You may remember back in the summer I was lucky enough to have a Purple Emperor visit. Emps are the Holy Grail of butterflies; many people spend a lifetime looking and never find one. Well, the Moth World has a similar Holy Grail species, one that is considered enough of a rarity in these Isles for their appearance to provoke huge excitement among moth'ers. It is another species that enthusiasts spend lifetimes hoping to see, and I was over-joyed (small understatement there) when one turned up here in our back garden about 10pm last night.
The Clifden Nonpareil was first recorded in England in 1749 at Cliveden House in Buckinghamshire. It was then briefly recorded as a resident in the UK in the 1930s in the Norfolk Broads, and between 1935-1964 in Orlseton Forest near Hamstreet in Kent. This residency was probably the result of the climate warming sufficiently during these years for it to live and breed successfully here.
In the fifties and sixties the climate cooled again and the moth became extinct as a resident. Since then, it has only been recorded as a reasonably rare migrant gracing the coastal counties of East and South East England in small numbers, most but not every Autumn. This suggests the main population source for UK migrants is Eastern Europe, Scandinavia and Siberia, although it is found in Central Europe as far West as Spain.

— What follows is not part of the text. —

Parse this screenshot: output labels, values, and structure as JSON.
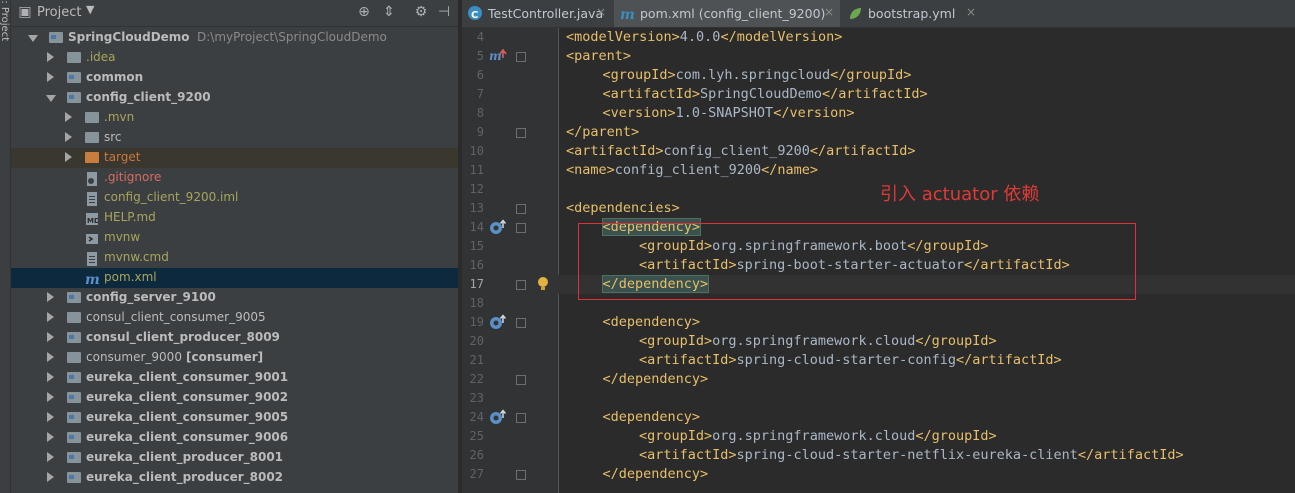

Its arrival is often associated with that of Camberwell Beauty butterflies (who also come from Scandinavia and can, in a good year, be found across the British Isles), Great Brocade moths (another East Coast migrant) and Barred Warblers.

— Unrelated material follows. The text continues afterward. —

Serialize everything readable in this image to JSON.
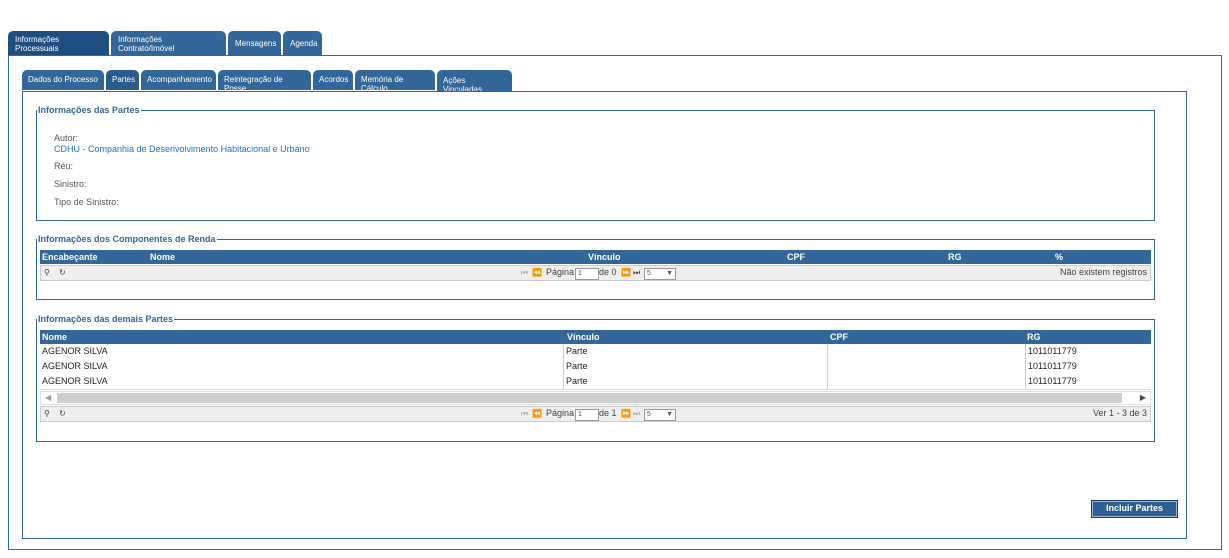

To give you some idea of its rarity, it was seen in less than half the years between 1850-1935 and recent exceptional years have only numbered 19 in 1976 and 22 in 2006, so you can hardly call it numerous.

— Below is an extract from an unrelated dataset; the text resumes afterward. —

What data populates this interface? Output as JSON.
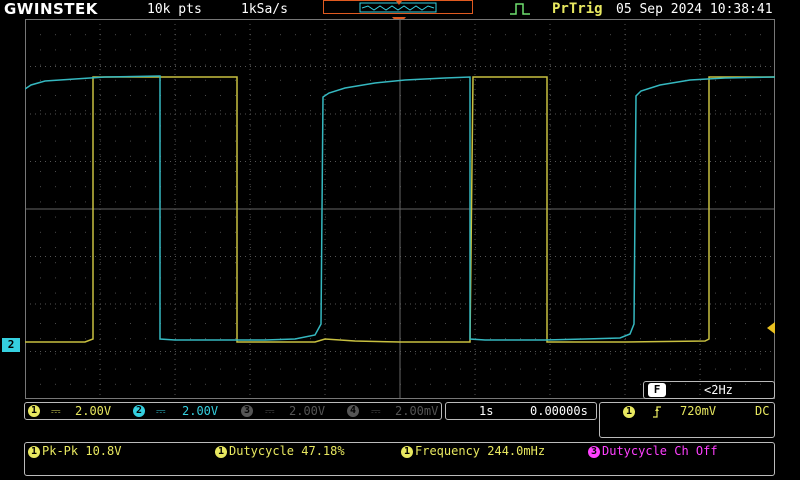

It is without equal in the UK because it is the only UK moth that contains the colour blue. It is this colour (a gorgeous soft smoky lilac) that gives the moth its other name of Blue Underwing. It is a moth I have long wanted to see, but didn't ever seriously expect to, so you will be able to imagine my surprise and pleasure (and to be honest slight shock and disbelief) when I went out to check the moth box last night and discovered this beautiful moth sitting calmly inside it.
The Clifden is a big moth, one that rivals the Hawks for sheer size and impressiveness, but it is also a gentle soul and this one sat happily on my hand for ages having his picture taken. We had to take a piccy for J who is currently in France and sent it to her with the caption: 'I think this might have flown past you on its way' as it is likely that this moth has come across the sea from Continental Europe rather than Scandinavia, given that Hampshire is on the South rather than the East coast of the UK.
They are fairly nondescript when their wings are closed, being of a dull grey/brown colour with a lighter grey zigzag pattern, but once they open their wings that soft lilac band is unmistakable and glorious.
It was a real honour to see him and I will treasure the memory, because it may be that, as with the Purple Emperor, I will never see another Clifden NP again in my lifetime.